A Antiga fundamentava-se no temor do amor. Em lugar do temor servil, do medo dos castigos, inseriu o amor filial. Disse ele que não viera anular a lei de Moisés. Quando disse: "Eu não vim abrogar a lei, mas levá-la à perfeição" (Mt 5 17), queria significar: "A lei de Moisés é imperfeita; eu a aperfeiçoo no meu sangue. Vou retirar-lhe o temor servil e dar-lhe o que não possui, o amor, o temor filial". Quem manifesta isso? A luz sobrenatural da graça, algo superior à luz da razão, que é concedida a quem o deseja. Toda claridade proveniente das Sagradas Escrituras sempre procedeu e ainda procede dessa luz. Em sua presença cegam-se os sabichões ignorantes, pois o orgulho e o egoísmo constituem uma nuvem de fumaça que esconde e afasta o saber infuso. Esses tais compreendem a Escritura literalmente, não no seu sentido profundo. Apreciam-lhe a letra após longos estudos, mas não penetram seu espírito.
O motivo é este: eles desprezam a luz com que a Bíblia foi escrita e explicada. Maravilham-se mesmo, e põem-se a murmurar quando vêem pessoas sem estudo e rudes, extremamente iluminadas no conhecimento das Escrituras, como se tivessem estudado muito. Na realidade, não há maravilha nisso.

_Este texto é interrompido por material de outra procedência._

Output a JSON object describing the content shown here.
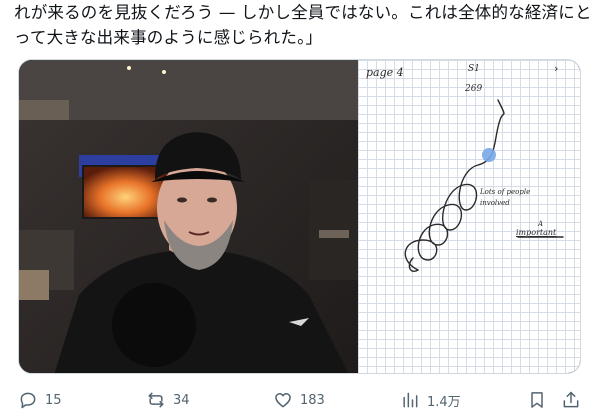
{
  "tweet": {
    "lines": [
      "れが来るのを見抜くだろう — しかし全員ではない。これは全体的な経済にと",
      "って大きな出来事のように感じられた。」"
    ]
  },
  "media": {
    "notes": {
      "page_label": "page 4",
      "number_top": "S1",
      "number_mid": "269",
      "note_1": "Lots of people",
      "note_2": "involved",
      "note_3": "A",
      "note_4": "important"
    }
  },
  "actions": {
    "reply_count": "15",
    "repost_count": "34",
    "like_count": "183",
    "views_count": "1.4万"
  },
  "colors": {
    "action_gray": "#536471",
    "text": "#0f1419",
    "pen_ink": "#2b2b2b",
    "touch_dot": "#7aa7e8"
  }
}
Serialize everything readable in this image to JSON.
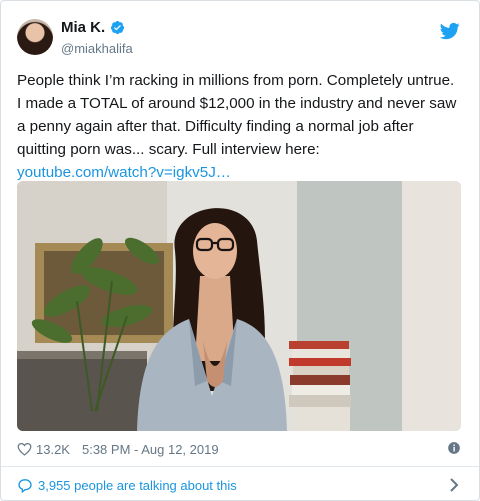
{
  "tweet": {
    "author_name": "Mia K.",
    "author_handle": "@miakhalifa",
    "text_before_link": "People think I’m racking in millions from porn. Completely untrue. I made a TOTAL of around $12,000 in the industry and never saw a penny again after that. Difficulty finding a normal job after quitting porn was... scary. Full interview here: ",
    "link_text": "youtube.com/watch?v=igkv5J…",
    "like_count": "13.2K",
    "timestamp": "5:38 PM - Aug 12, 2019",
    "talking_text": "3,955 people are talking about this"
  },
  "colors": {
    "accent": "#1b95e0",
    "muted": "#657786",
    "verified": "#1da1f2"
  },
  "icons": {
    "verified": "verified-badge-icon",
    "brand": "twitter-bird-icon",
    "like": "heart-icon",
    "info": "info-icon",
    "reply": "speech-bubble-icon",
    "more": "chevron-right-icon"
  }
}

Tais pessoas rudes possuem a fonte principal donde brota a sabedoria, enquanto aqueles soberbos, por desprezar a luz descrita acima, ignoram minha bondade e a iluminação infusa pela graça nos meus servidores. Por esse motivo eu te digo que, nos assuntos da santificação da alma, é melhor aconselhar-se com uma pessoa rude, mas dotada de uma consciência reta e santa, do que com um literato orgulhoso. Cada um dá o que possui. Vivendo no pecado, os literatos orgulhosos apresentam a luz das Escrituras envolta em trevas, ao passo que meus servidores, devido à luz que possuem, falam do que têm, com autêntico desejo da salvação.
Falei-te a respeito de tudo isso, minha filha querida, para mostrar-te como é a perfeição do estado de união. Nele a inteligência é sublimada pelo fogo do amor e iluminada sobrenaturalmente; como a vontade segue a inteligência, a pessoa me ama. Quanto maior o conhecimento, maior o amor, e vive-versa. Uma coisa alimenta a outra. Com tal luz, a alma chega à visão eterna, quando me conhecerá e gozará em mim. Isso acontece, com expliquei ao tratar da felicidade dos santos, quando a alma separar-se do corpo. Este é um estado de vida extraordinário. Embora sujeito à morte, o homem já vive entre os bem aventurados. Frequentemente entra em êxtase. Sem saber se está no corpo ou fora dele, a alma experimenta a certeza do céu, seja devido à união que mantém comigo, seja pela morte da vontade própria. Aliás, foi essa "morte" da vontade que possibilitou a união. Livre desse "inferno" que é a vontade própria - certeza de condenação para quem vive segundo a sensualidade - o homem saboreia a vida eterna.